Lorsqu’on remonte un peu plus haut dans notre histoire, on y rencontre çà et là de pareils nobles[1]. Tel était le duc de Saint-Simon, père de l’écrivain, vrai souverain dans son gouvernement de Blaye, respecté du roi lui-même. Tel fut le grand-père de Mirabeau, dans son château de Mirabeau en Provence, le plus hautain, le plus absolu, le plus intraitable des hommes, « exigeant que les officiers qu’il présente pour son régiment soient agréés du roi et des ministres », ne souffrant les inspecteurs de revue que pour la forme, mais héroïque, généreux, dévoué, distribuant la pension qu’on lui offre à six capitaines blessés sous ses ordres, s’entremettant pour les pauvres plaideurs de la montagne, chassant de sa terre les procureurs ambulants qui viennent y apporter leur chicane, « protecteur

  1. Saint-Simon, Mémoires, éd.

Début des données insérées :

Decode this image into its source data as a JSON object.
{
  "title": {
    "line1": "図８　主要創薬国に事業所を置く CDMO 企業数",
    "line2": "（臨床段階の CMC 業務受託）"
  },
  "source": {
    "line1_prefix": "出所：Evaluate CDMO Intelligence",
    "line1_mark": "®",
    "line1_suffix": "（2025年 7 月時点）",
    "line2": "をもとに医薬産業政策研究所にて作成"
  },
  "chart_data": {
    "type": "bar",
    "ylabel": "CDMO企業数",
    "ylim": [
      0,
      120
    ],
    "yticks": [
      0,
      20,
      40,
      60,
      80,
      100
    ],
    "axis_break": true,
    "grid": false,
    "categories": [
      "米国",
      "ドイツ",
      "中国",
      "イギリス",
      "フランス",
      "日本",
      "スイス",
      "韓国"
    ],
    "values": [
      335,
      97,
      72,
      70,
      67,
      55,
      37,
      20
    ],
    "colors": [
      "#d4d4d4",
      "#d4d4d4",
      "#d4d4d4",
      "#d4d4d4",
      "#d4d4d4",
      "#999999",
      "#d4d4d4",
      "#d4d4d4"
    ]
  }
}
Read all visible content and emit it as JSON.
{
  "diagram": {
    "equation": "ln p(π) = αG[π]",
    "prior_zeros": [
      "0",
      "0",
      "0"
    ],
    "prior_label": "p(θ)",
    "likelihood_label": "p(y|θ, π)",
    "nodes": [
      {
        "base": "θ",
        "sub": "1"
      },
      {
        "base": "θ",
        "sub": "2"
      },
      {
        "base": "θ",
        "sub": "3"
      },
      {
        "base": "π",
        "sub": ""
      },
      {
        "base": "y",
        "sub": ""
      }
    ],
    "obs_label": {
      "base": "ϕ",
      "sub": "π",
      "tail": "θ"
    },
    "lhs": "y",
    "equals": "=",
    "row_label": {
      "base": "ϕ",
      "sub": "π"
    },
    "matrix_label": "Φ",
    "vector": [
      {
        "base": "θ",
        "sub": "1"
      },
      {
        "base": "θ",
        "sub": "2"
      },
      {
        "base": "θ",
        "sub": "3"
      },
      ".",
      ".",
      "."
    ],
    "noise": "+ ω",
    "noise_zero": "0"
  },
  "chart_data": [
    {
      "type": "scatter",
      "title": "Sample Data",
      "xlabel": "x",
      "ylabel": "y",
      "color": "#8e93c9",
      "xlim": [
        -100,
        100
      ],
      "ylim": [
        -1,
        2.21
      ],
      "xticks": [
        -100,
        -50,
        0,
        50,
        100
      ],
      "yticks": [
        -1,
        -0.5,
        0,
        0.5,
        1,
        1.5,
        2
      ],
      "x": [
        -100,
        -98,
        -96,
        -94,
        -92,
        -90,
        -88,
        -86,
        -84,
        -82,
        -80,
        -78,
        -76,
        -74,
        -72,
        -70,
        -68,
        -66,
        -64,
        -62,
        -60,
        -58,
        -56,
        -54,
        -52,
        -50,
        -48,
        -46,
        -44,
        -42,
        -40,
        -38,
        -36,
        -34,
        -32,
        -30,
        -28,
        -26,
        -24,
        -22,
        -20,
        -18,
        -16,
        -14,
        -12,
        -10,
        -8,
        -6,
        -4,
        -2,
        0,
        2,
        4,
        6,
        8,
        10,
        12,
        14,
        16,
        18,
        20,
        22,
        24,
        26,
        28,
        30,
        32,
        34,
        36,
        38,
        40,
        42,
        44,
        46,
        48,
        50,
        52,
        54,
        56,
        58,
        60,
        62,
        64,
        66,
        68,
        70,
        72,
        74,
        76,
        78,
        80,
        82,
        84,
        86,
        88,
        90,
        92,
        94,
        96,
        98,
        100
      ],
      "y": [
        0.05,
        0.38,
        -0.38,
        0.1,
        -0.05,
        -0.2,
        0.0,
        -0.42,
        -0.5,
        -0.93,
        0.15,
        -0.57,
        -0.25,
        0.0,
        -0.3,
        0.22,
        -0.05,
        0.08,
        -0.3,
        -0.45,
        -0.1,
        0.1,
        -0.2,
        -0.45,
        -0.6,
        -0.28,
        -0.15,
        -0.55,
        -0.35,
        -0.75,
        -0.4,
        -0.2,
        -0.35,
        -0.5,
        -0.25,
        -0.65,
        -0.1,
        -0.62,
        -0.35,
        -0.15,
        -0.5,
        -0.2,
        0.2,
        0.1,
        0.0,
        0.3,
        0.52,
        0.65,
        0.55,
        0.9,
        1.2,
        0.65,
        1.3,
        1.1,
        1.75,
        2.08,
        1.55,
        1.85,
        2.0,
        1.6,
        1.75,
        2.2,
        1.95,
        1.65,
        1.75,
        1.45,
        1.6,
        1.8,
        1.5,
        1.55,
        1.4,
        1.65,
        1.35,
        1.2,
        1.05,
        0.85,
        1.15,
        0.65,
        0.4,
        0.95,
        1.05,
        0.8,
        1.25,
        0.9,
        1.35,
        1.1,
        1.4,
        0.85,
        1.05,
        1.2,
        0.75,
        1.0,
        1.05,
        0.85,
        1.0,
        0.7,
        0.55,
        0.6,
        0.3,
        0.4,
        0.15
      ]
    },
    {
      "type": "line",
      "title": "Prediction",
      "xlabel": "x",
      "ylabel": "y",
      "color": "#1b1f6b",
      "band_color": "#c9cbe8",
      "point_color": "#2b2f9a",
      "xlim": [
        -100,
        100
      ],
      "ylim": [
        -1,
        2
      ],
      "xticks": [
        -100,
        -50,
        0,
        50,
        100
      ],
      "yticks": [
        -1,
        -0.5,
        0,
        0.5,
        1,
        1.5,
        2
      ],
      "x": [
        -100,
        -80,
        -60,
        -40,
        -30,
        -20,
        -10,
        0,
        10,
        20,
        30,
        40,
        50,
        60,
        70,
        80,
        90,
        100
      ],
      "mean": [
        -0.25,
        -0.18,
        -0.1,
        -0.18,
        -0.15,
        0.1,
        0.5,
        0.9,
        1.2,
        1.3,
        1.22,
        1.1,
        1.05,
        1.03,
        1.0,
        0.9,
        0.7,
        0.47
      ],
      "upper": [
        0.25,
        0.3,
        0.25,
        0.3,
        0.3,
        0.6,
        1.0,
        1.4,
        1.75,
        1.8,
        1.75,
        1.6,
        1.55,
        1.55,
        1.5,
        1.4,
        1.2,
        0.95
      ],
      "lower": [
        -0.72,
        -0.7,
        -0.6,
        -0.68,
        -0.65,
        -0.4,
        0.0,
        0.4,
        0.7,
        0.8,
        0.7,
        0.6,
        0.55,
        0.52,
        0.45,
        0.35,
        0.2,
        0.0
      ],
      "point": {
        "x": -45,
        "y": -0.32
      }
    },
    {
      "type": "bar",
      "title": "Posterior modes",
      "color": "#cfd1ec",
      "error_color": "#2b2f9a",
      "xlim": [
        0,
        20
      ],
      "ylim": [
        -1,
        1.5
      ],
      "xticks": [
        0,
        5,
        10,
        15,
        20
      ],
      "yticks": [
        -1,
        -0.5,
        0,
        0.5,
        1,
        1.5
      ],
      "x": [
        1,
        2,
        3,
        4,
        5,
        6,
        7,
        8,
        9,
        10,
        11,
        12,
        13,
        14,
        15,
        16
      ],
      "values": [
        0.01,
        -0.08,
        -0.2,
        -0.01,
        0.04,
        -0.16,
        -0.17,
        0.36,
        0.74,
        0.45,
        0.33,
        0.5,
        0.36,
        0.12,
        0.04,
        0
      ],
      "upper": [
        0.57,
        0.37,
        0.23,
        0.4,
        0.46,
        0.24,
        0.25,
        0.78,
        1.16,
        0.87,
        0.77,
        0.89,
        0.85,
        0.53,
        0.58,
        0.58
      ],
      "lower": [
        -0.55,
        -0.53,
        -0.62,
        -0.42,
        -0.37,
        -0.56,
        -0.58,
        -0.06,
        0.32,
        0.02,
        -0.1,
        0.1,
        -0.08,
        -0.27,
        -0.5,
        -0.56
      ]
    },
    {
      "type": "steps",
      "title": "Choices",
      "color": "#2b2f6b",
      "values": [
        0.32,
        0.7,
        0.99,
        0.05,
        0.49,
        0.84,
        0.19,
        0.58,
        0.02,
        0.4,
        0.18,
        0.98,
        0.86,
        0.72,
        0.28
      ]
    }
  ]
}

Chéruel, t. I. — Lucas de Montigny, Mémoires de Mirabeau, t. I, de 53 à 182. — Le maréchal Marmont, Mémoires, I, 9, 11. — Chateaubriand, Mémoires, I, 17. — Comte de Montlosier, Mémoires, 2 vol. passim. — Mme de la Rochejaquelein, Souvenirs, passim. On trouvera dans ces passages des détails sur les types énergiques de l’ancienne noblesse. — Ils sont peints avec force et justesse dans deux romans de Balzac : Béatrix (le baron de Guénic) et le Cabinet des antiques (le marquis d’Esgrignon).